A variety of techniques have been described for insertion of a collagen plug to close an enterocutaneous fistula, most being carried out with the patient under sedation. The fistula track is visualised using fluoroscopy and may need dilatation to allow passage of the plug. The track is then debrided to improve incorporation of the plug. A guide wire is inserted from the skin surface through the track into the bowel lumen and a delivery sheath is put in place. Once the delivery sheath is in position, the collagen plug is passed through the track, under fluoroscopic guidance. The delivery sheath is then taken out. The collagen plug is secured in place with absorbable sutures and a Molnar disc (a disc which lies against the skin at the external opening of the fistula, to help keep the device in place). A radiopaque flange (footplate) attached to the internal end of the plug creates a seal to help stop enteric fluids from entering the fistula track, and allows visualisation of the plug during placement. The collagen plug fills the fistula track and acts as a scaffold for tissue growth, allowing the fistula to become filled with tissue and to heal. The patient is usually kept in hospital for a few days of strict bed rest, to prevent displacement of the plug and to encourage its incorporation.
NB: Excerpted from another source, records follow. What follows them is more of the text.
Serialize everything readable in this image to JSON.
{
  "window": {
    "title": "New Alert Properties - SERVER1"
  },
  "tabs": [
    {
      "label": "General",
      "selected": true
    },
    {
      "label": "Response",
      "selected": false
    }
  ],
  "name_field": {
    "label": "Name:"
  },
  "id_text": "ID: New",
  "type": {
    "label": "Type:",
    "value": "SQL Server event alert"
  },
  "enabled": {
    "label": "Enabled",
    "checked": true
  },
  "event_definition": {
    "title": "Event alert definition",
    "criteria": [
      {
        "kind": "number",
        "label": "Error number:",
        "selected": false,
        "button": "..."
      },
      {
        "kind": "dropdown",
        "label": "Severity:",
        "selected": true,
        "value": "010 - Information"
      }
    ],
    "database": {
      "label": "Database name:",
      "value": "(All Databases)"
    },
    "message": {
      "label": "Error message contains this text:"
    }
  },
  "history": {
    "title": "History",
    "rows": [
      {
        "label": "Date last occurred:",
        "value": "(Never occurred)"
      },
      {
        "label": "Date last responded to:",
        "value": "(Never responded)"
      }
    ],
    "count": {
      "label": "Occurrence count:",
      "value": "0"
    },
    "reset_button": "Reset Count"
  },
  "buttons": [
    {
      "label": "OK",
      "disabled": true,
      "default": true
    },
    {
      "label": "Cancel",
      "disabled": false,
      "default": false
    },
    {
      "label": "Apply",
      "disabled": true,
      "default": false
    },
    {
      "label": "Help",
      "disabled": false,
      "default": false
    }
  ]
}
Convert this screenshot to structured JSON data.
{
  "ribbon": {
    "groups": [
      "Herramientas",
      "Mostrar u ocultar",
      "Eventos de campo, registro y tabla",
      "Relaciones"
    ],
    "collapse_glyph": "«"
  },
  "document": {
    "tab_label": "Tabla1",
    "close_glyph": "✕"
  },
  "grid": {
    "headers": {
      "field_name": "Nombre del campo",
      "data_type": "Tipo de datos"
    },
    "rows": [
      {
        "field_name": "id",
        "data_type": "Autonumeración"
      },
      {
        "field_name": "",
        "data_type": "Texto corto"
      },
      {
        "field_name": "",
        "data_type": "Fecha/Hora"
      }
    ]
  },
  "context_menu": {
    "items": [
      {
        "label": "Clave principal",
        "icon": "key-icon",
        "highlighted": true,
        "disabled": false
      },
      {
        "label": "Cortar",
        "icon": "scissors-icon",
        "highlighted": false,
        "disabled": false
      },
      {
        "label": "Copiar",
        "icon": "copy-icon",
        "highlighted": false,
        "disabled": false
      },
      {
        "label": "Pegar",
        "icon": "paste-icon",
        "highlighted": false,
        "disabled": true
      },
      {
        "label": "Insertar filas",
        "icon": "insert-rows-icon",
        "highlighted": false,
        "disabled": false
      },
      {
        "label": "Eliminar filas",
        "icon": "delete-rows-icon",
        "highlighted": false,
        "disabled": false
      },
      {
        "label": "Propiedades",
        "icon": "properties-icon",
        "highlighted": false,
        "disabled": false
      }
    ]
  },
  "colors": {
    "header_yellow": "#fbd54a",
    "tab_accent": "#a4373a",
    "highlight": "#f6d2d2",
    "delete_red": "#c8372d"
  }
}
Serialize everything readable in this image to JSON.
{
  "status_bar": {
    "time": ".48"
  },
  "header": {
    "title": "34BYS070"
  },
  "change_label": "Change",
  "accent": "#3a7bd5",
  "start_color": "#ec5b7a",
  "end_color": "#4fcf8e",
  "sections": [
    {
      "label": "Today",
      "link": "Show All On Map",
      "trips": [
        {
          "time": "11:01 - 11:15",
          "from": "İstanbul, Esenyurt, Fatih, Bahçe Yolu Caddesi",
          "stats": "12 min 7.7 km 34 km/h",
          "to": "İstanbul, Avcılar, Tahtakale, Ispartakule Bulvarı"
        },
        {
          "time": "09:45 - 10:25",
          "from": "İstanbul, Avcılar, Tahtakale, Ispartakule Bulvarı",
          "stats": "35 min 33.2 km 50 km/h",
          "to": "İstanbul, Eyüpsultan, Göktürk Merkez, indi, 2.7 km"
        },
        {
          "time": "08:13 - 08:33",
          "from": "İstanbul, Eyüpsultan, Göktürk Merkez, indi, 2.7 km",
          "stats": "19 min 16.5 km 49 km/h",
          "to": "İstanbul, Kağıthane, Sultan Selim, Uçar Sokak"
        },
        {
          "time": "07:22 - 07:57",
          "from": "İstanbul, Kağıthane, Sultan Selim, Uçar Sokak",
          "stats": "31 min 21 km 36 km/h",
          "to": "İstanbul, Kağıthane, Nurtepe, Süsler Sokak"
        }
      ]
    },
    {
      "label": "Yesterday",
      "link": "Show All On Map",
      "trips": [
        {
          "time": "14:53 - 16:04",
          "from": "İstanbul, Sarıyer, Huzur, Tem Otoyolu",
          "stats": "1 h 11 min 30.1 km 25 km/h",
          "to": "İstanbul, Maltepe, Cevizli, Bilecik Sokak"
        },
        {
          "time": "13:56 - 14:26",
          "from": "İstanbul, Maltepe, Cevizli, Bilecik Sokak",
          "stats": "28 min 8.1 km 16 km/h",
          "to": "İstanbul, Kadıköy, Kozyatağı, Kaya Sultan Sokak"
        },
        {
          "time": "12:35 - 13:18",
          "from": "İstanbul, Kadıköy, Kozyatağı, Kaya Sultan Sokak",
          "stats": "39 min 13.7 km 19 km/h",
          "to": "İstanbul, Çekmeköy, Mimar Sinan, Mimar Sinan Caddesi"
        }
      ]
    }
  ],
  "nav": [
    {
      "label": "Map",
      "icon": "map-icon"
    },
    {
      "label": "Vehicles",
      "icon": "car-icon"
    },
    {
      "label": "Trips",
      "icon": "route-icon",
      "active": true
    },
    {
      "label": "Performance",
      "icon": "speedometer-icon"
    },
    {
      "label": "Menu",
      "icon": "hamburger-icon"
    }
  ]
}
Various plugs are available for this procedure.
This guidance represents the view of NICE, arrived at after careful consideration of the evidence available. When exercising their judgement, healthcare professionals are expected to take this guidance fully into account, and specifically any special arrangements relating to the introduction of new interventional procedures. The guidance does not override the individual responsibility of healthcare professionals to make decisions appropriate to the circumstances of the individual patient, in consultation with the patient and/or guardian or carer.
All problems (adverse events) related to a medicine or medical device used for treatment or in a procedure should be reported to the Medicines and Healthcare products Regulatory Agency using the Yellow Card Scheme.
Commissioners and/or providers have a responsibility to implement the guidance, in their local context, in light of their duties to have due regard to the need to eliminate unlawful discrimination, advance equality of opportunity, and foster good relations. Nothing in this guidance should be interpreted in a way that would be inconsistent with compliance with those duties. Providers should ensure that governance structures are in place to review, authorise and monitor the introduction of new devices and procedures.
Commissioners and providers have a responsibility to promote an environmentally sustainable health and care system and should assess and reduce the environmental impact of implementing NICE recommendations wherever possible.